Cette interdiction, malgré quelques grognements de la part des entreprises, a été remarquablement fluide et réussie : Staline lui-même (alors allié des États-Unis) a observé que sans le recours des États-Unis à la production militaire, « nous aurions perdu la guerre ». Une initiative de transformation similaire aujourd’hui ne devrait être, au moins techniquement, non pas plus difficile, mais probablement plus facile, compte tenu des avancées technologiques et institutionnelles depuis lors.

Si la crise environnementale est aussi grave que les scientifiques nous le disent, et comme les inondations et les incendies ont forcé même les sceptiques et les politicien.ne.s à le reconnaître, alors pourquoi la volonté politique ne peut-elle pas être organisée et mobilisée pour prendre les mêmes mesures décisives qui ont été prises la dernière fois que la menace ressemblait à la menace mondiale à laquelle nous sommes confrontés aujourd’hui ? Pourquoi la réponse à cette urgence est-elle toujours aussi faible ?

Électrification

Pourtant, quand on examine la question des rabais pour les véhicules électriques, une question préalable ne peut être évitée : dans quelle mesure l’électrification des véhicules privés est-elle la bonne réponse pour sortir de notre trajectoire autodestructrice actuelle ? L’attraction du public pour les véhicules électriques est un indicateur bienvenu d’une prise de conscience que « quelque chose doit être fait ». Et l’abandon du moteur à combustion interne est un pas en avant positif. Mais la contribution des véhicules électriques en tant que « solution » à la crise environnementale est exagérée et reflète souvent un désir complaisant de continuer la vie comme avant – ce qui n’est plus possible.

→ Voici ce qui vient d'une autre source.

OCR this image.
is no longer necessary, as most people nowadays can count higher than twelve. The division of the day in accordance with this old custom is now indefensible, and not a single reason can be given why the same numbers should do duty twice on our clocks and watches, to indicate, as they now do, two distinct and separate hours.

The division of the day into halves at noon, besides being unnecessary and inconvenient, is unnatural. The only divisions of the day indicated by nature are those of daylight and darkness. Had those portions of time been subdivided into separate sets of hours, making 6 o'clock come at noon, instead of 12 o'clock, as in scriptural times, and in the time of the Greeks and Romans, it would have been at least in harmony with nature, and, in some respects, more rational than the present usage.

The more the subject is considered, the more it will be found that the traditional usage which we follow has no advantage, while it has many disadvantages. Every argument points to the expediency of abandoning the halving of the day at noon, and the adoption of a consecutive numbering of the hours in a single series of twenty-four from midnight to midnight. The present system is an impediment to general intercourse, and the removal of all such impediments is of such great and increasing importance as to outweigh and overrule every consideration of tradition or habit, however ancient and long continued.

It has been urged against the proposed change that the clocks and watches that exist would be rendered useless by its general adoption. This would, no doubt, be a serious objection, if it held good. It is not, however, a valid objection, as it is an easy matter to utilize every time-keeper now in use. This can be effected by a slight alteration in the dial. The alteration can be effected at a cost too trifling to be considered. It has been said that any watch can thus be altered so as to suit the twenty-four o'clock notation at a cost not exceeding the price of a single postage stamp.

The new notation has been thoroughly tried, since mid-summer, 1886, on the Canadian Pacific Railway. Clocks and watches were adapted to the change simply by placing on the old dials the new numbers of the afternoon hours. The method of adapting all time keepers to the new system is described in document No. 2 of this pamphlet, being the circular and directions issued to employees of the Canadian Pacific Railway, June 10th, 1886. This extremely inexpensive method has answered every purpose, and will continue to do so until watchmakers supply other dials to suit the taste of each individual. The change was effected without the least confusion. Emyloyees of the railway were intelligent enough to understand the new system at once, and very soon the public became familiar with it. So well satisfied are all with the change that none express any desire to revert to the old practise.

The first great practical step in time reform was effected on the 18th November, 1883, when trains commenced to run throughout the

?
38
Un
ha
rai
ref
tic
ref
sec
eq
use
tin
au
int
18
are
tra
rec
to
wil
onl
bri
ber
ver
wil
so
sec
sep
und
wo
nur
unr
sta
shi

Les limites des véhicules électriques en termes d’autonomie et d’accès aux bornes de recharge peuvent probable être dépassées. Mais les piles utilisées dans les véhicules électriques posent elles-mêmes de graves problèmes environnementaux dans l’extraction, la fabrication et le recyclage des matériaux (en particulier le lithium et le cobalt). Et si nous nous limitons à remplacer un type de voiture par un autre, sans mettre fin à l’expansion de notre culture d’automobile, alors les problèmes environnementaux seront encore aggravés par l’énergie utilisée dans la fabrication de ces véhicules supplémentaires.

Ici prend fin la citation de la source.